El anónimo autor del informe sobre la manera de hacer la guerra en el norte de África a caballo de los siglos XV y XVI, rescatado por el bibliófilo Marcos Jiménez de la Espada, quien lo tituló con escasa inspiración «La guerra del moro a fines del siglo XV», reconocía, en concreto, que esas incursiones norteafricanas no dejaban de ser preventivas, pues los habitantes de la zona «cuando los guerrean, dejan de guerrear y ponen su cuidado en guardarse, y aun esto no saben bien hacer, guardarse, que todavía los toman como á ganados». Describe en su breve escrito nada menos que nueve entradas en Berbería, algunas protagonizadas por los castellanos, dirigidos por Pedro de Vargas, Pedro de Vera o Lorenzo de Padilla, entre otros, o bien por los portugueses, como la liderada por don Diego de Almeida, prior de Crato, en la que se obtuvieron cuatrocientos prisioneros y mucho ganado, amén de degollar a cerca de un millar de personas. La cabalgada encabezada por el jerezano Lorenzo de Padilla, compuesta por cincuenta caballeros y seiscientos peones, duró once días y se atacó La Mámora, con un resultado de varios cientos de prisioneros y dejando tras de sí numerosos muertos. El anónimo autor fue testigo de vista de todas ellas, pero «sin otras muchas cabalgadas que se han hecho sin yo ser en ellas», dejando entrever «que se puede hacer muy fácilmente la guerra en aliende» por depender, de forma básica, de la iniciativa privada y el ansia de obtener un botín (Jiménez de la Espada, 1894: 171-181).

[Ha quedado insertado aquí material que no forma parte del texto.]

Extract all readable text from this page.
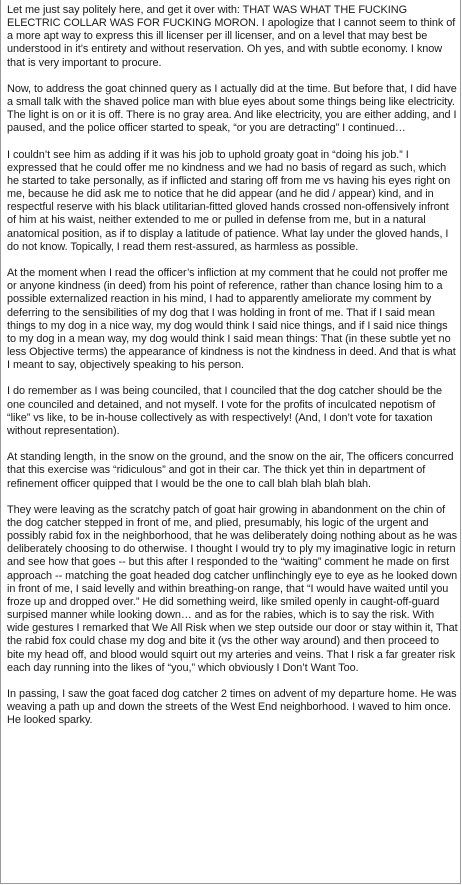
Let me just say politely here, and get it over with: THAT WAS WHAT THE FUCKING ELECTRIC COLLAR WAS FOR FUCKING MORON. I apologize that I cannot seem to think of a more apt way to express this ill licenser per ill licenser, and on a level that may best be understood in it’s entirety and without reservation. Oh yes, and with subtle economy. I know that is very important to procure.

Now, to address the goat chinned query as I actually did at the time. But before that, I did have a small talk with the shaved police man with blue eyes about some things being like electricity. The light is on or it is off. There is no gray area. And like electricity, you are either adding, and I paused, and the police officer started to speak, “or you are detracting” I continued…

I couldn’t see him as adding if it was his job to uphold groaty goat in “doing his job.” I expressed that he could offer me no kindness and we had no basis of regard as such, which he started to take personally, as if inflicted and staring off from me vs having his eyes right on me, because he did ask me to notice that he did appear (and he did / appear) kind, and in respectful reserve with his black utilitarian-fitted gloved hands crossed non-offensively infront of him at his waist, neither extended to me or pulled in defense from me, but in a natural anatomical position, as if to display a latitude of patience. What lay under the gloved hands, I do not know. Topically, I read them rest-assured, as harmless as possible.

At the moment when I read the officer’s infliction at my comment that he could not proffer me or anyone kindness (in deed) from his point of reference, rather than chance losing him to a possible externalized reaction in his mind, I had to apparently ameliorate my comment by deferring to the sensibilities of my dog that I was holding in front of me. That if I said mean things to my dog in a nice way, my dog would think I said nice things, and if I said nice things to my dog in a mean way, my dog would think I said mean things: That (in these subtle yet no less Objective terms) the appearance of kindness is not the kindness in deed. And that is what I meant to say, objectively speaking to his person.

I do remember as I was being counciled, that I counciled that the dog catcher should be the one counciled and detained, and not myself. I vote for the profits of inculcated nepotism of “like” vs like, to be in-house collectively as with respectively! (And, I don’t vote for taxation without representation).

At standing length, in the snow on the ground, and the snow on the air, The officers concurred that this exercise was “ridiculous” and got in their car. The thick yet thin in department of refinement officer quipped that I would be the one to call blah blah blah blah.

They were leaving as the scratchy patch of goat hair growing in abandonment on the chin of the dog catcher stepped in front of me, and plied, presumably, his logic of the urgent and possibly rabid fox in the neighborhood, that he was deliberately doing nothing about as he was deliberately choosing to do otherwise. I thought I would try to ply my imaginative logic in return and see how that goes -- but this after I responded to the “waiting” comment he made on first approach -- matching the goat headed dog catcher unflinchingly eye to eye as he looked down in front of me, I said levelly and within breathing-on range, that “I would have waited until you froze up and dropped over.” He did something weird, like smiled openly in caught-off-guard surpised manner while looking down… and as for the rabies, which is to say the risk. With wide gestures I remarked that We All Risk when we step outside our door or stay within it, That the rabid fox could chase my dog and bite it (vs the other way around) and then proceed to bite my head off, and blood would squirt out my arteries and veins. That I risk a far greater risk each day running into the likes of “you,” which obviously I Don’t Want Too.

In passing, I saw the goat faced dog catcher 2 times on advent of my departure home. He was weaving a path up and down the streets of the West End neighborhood. I waved to him once. He looked sparky.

Según Eduardo Aznar Vallejo, a estas cabalgadas realizadas desde el sur de la Península, que eleva a trece entre las conocidas de 1461 a 1498, sin dudar que debieron producirse varias más, se les sumarían las promocionadas desde las propias islas Canarias. Entre 1484 y 1486 las fuentes archivísticas solo permiten hablar de una cabalgada, seguramente por encontrarse todavía varias islas en proceso de conquista y ser más interesante volcarse en su total control, pero con las construcciones de las factorías fortificadas en la costa de Berbería —Santa Cruz de la Mar Pequeña, situada al norte de Tarfaya y en activo entre 1478 y 1527, y San Miguel de Asaca, levantada en 1500, situada al sur de Ifni—, sin duda hubieron de producirse nuevas cabalgadas, además de utilizarse estos emplazamientos fortificados para el intercambio de prisioneros (Aznar Vallejo, 1997: 407-419).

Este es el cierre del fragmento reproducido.